Physics A Level
Modern physicists have been responsible for some of the greatest achievements of our era. Just think – without our understanding of atomic theory there would be no computers, no internet, no smartphones. The digital age as we know it would not exist. Without quantum mechanics there would be no lasers or satellite navigation. Who knows where future scientific discoveries and inventions will take us?
If you’re up for shaping tomorrow’s world, an A Level in Physics could take you to the frontline of the latest emerging technology. Whether you are working in a field directly related to physics like nuclear physics or astronomy, or one that simply uses the skills you’ve gained, your Physics A Level can really help you to make a difference.
The aim of the course is to provide a stepping-stone from GCSE to A Level Physics including quantum physics, medical physics, nuclear physics, mechanics and magnetism. It prepares students not only for studying physics further but any course and career which requires logical thinking and a structured approach to problem solving.
- GCSE English level: 5
- GCSE Maths level: 6
- Other requirements: GCSE Grade 6 in Physics (Combined or Physics).
Structure of the course
The course consists of three written papers that will be taken at the end of Year 13.
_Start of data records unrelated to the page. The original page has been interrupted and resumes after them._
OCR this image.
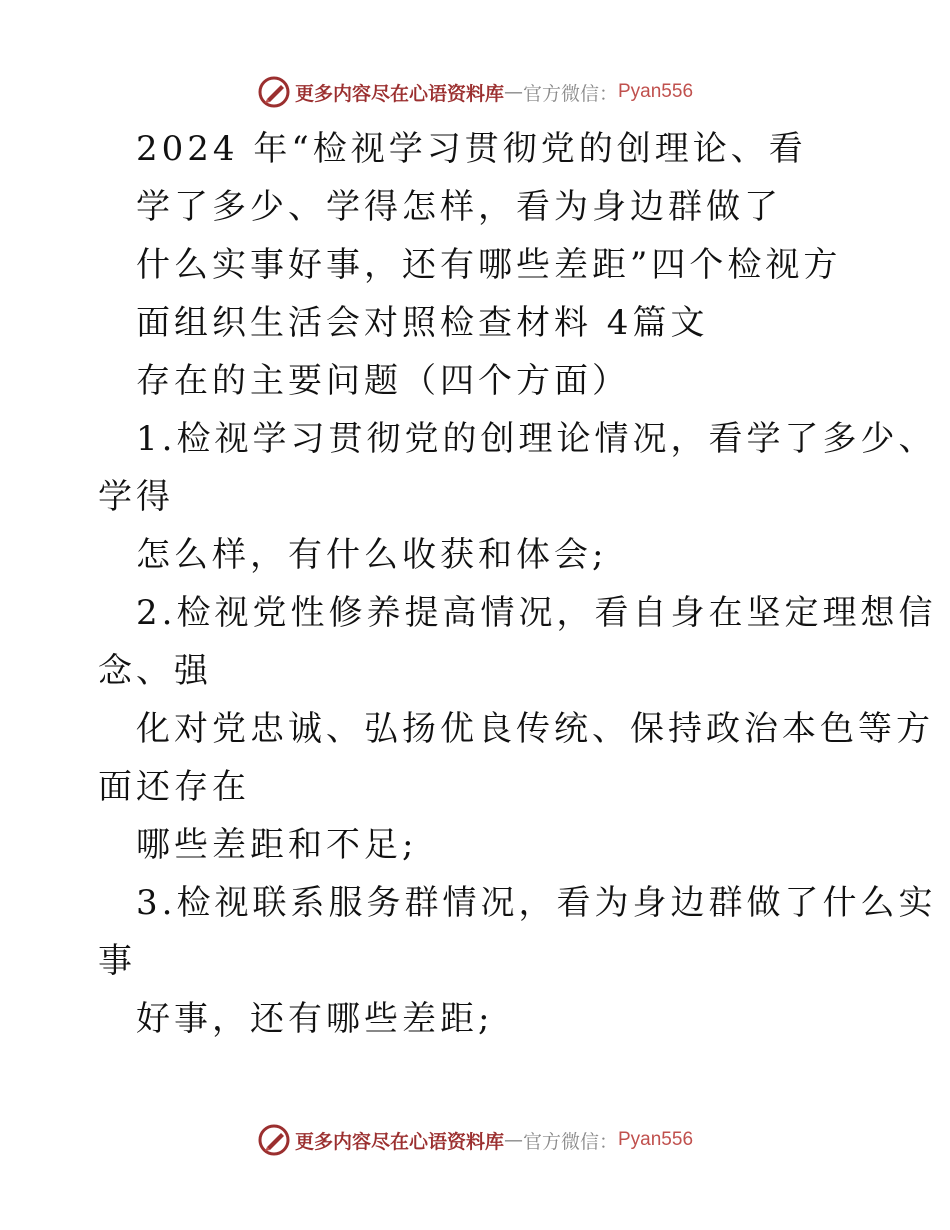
更多内容尽在心语资料库 — 官方微信： Pyan556
2024 年“检视学习贯彻党的创理论、看
学了多少、学得怎样，看为身边群做了
什么实事好事，还有哪些差距”四个检视方
面组织生活会对照检查材料 4篇文
存在的主要问题（四个方面）
1.检视学习贯彻党的创理论情况，看学了多少、
学得
怎么样，有什么收获和体会;
2.检视党性修养提高情况，看自身在坚定理想信
念、强
化对党忠诚、弘扬优良传统、保持政治本色等方
面还存在
哪些差距和不足;
3.检视联系服务群情况，看为身边群做了什么实
事
好事，还有哪些差距;
更多内容尽在心语资料库 — 官方微信： Pyan556
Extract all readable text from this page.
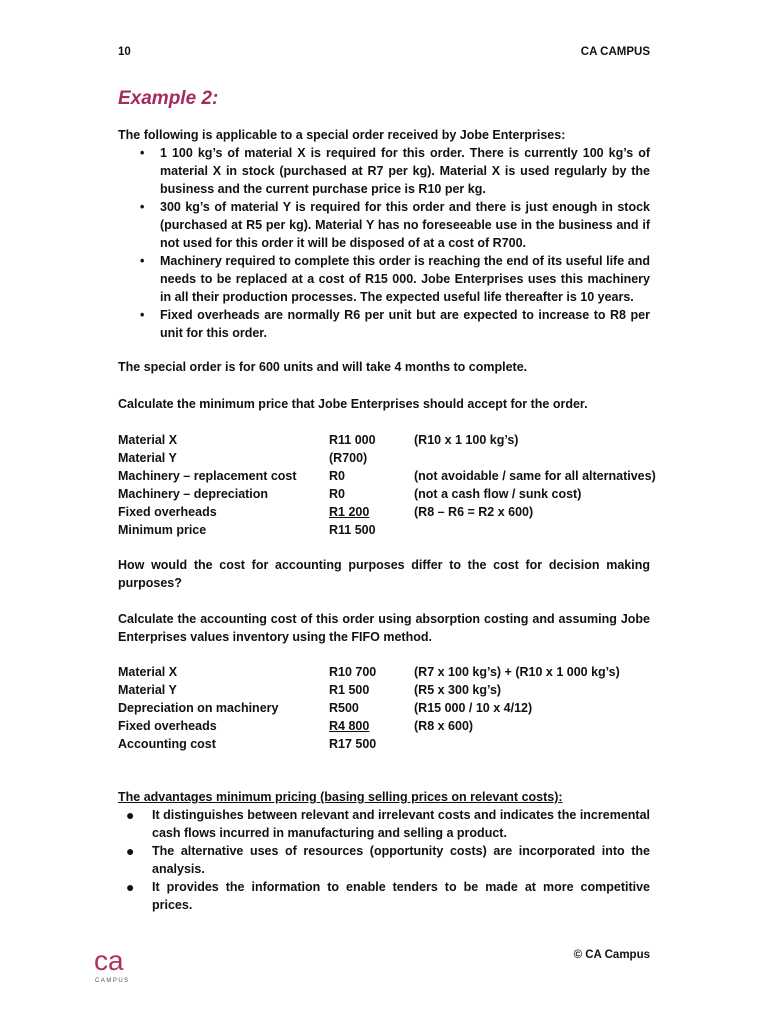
10	CA CAMPUS
Example 2:
The following is applicable to a special order received by Jobe Enterprises:
• 1 100 kg’s of material X is required for this order. There is currently 100 kg’s of material X in stock (purchased at R7 per kg). Material X is used regularly by the business and the current purchase price is R10 per kg.
• 300 kg’s of material Y is required for this order and there is just enough in stock (purchased at R5 per kg). Material Y has no foreseeable use in the business and if not used for this order it will be disposed of at a cost of R700.
• Machinery required to complete this order is reaching the end of its useful life and needs to be replaced at a cost of R15 000. Jobe Enterprises uses this machinery in all their production processes. The expected useful life thereafter is 10 years.
• Fixed overheads are normally R6 per unit but are expected to increase to R8 per unit for this order.
The special order is for 600 units and will take 4 months to complete.
Calculate the minimum price that Jobe Enterprises should accept for the order.
Material X	R11 000	(R10 x 1 100 kg’s)
Material Y	(R700)	
Machinery – replacement cost	R0	(not avoidable / same for all alternatives)
Machinery – depreciation	R0	(not a cash flow / sunk cost)
Fixed overheads	R1 200	(R8 – R6 = R2 x 600)
Minimum price	R11 500	
How would the cost for accounting purposes differ to the cost for decision making purposes?
Calculate the accounting cost of this order using absorption costing and assuming Jobe Enterprises values inventory using the FIFO method.
Material X	R10 700	(R7 x 100 kg’s) + (R10 x 1 000 kg’s)
Material Y	R1 500	(R5 x 300 kg’s)
Depreciation on machinery	R500	(R15 000 / 10 x 4/12)
Fixed overheads	R4 800	(R8 x 600)
Accounting cost	R17 500	
The advantages minimum pricing (basing selling prices on relevant costs):
● It distinguishes between relevant and irrelevant costs and indicates the incremental cash flows incurred in manufacturing and selling a product.
● The alternative uses of resources (opportunity costs) are incorporated into the analysis.
● It provides the information to enable tenders to be made at more competitive prices.
ca
CAMPUS
© CA Campus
- Paper 1: Topics 1-5 and 6.1 Periodic Motion. 2 hours
- Paper 2: Topics 7-8 and 6.2 Thermal Physics. 2 hours
- Paper 3: Practical Skills and Data Analysis. Medical Physics. 2 hours
- Practical endorsement in Physics (Non-examined – reported separately)
Students studying Physics at A Level have the opportunity to go onto study subjects such as Physics, engineering or Mathematics at university. Others have found the course beneficial in a career in medicine, or the other sciences.
The career options for physicists are too extensive to list, but here are a few: defence, astronomy, education, meteorology, energy, research, telecommunications, finance, computing, law. Highly paid careers are available for students with physics degrees.